10 thoughts on “Stages of My Writing Process”

  1. Hey Maggie! Sorry I haven’t been around!

    I guess I can’t really say I have a process since it’s my first time revising/editing/rewriting. Right now I’m only 1/3 of the way into my first round and so far I’ve just been rewriting large chunks as I work my way through. For me there probably won’t be any big changes or scenes moving around since I usually can’t see the story any other way (though there will probably be small changes). After this first sweep, I will go through it a few more times until I feel it’s passable and then maybe get some outside help. Being that it is the first book I ever wrote, and I finished it a while ago, it will probably take more time than I’d hope. But like you said, writing a book, for most people, isn’t something that you can sit down at your computer and work on for a few hours and have a nice finished product to show the world at the end of the day. A lot of times you have put in hours, days, months on just working out what your story is going to be about. It’s definitely not something that happens over night. To get it right, you have to put in a lot of work. I admire authors who make it seem as if they wrote a perfect tome over night, because I know how much time and effort they must have put into it.

    Writing a book is like having a child. At first you have a tiny sparkle of an idea which grows over time. Then, finally, one day you are ready and begin to write. That idea that had been growing inside you is now something you can see with your own eyes. Sometimes it wakes you up in the middle of the night and keeps you up all sorts of hours. Before your very eyes you watch it grow and change. Sometimes it almost drives you insane, but you still manage to love it. You steer it the best you can, but it doesn’t always listen. You prepare it for what’s next, but fear it is too soon. But eventually you have done all you can and must let it out into the world and hope it makes its way. (Sorry for the mad ramble!)

    To sum it all up: Writing a book is hard!

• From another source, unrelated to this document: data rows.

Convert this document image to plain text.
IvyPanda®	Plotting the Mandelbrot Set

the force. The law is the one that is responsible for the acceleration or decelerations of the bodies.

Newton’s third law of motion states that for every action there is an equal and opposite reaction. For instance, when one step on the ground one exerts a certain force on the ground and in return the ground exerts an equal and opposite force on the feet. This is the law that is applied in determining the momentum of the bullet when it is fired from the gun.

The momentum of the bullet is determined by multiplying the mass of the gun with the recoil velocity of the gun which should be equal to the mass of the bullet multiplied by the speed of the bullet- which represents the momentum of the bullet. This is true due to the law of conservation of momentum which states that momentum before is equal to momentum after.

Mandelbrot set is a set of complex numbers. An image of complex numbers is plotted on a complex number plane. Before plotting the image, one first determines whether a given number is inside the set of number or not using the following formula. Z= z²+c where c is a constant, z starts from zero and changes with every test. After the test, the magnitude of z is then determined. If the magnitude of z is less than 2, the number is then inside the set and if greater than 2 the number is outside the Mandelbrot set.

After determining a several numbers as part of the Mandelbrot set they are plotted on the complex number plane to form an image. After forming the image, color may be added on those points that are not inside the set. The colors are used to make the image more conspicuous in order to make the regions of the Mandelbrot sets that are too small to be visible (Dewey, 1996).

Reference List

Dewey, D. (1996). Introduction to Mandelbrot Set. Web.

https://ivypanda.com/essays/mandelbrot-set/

    1. Katie! I’ve missed you!

      I almost always have to change the order of scenes because I rarely plan that much before writing the first draft. The book=child analogy is always accurate. It irritates me how non-writers think the writing life is easy.


  2. I wonder whether Jane Austen and Charles Dickens wrote and re-wrote their first drafts? I imagine them putting pen to paper and waiting for each right word to appear, the story just pouring out of them. 😀

    Ernest Hemingway wrote in the morning and drank with others in the afternoon. Very balanced of him.


    1. To me, it doesn’t make sense to do small stuff like sentence structure first, even though it does feel easier and more approachable than the big-picture stuff. Thanks for visiting, Kirsten!


  3. I’ve found the more times I go through the manuscript, the harder it is to change things (characters, subplots, setting), because they start to feel as if they’re set in stone. Even though I know it’s not. And I’ll still change them if I have to, but it’s much more difficult to let go.

    So with this latest manuscript, I gave it to my critique group & partners on the second draft instead of waiting. I found I was much more inclined to play around with characters and plot.


    1. That sounds like a good approach – because it’s true that the more you work with a story, the more attached to certain parts of it you become.


  4. I always go chapter by chapter. I think of it as building a house. Each chapter is a brick, and you want each brick to be solidly placed before you put the next one on top of it. So, I guess I’m doing the revising, rewriting, and editing all at the same time, to make sure each chapter is as good as I can get it before I go on to the next one.

    And, yes, writing is hard. I read somewhere that Stephen King said writing a novel is like paddling fron New York to Boston in a bathtub. It’s not surprising that some of them don’t make it, what’s surprising is that so many of them do.


    1. I can’t do it like that. I have to look at the big picture and have the whole story in front of me before I start fixing it.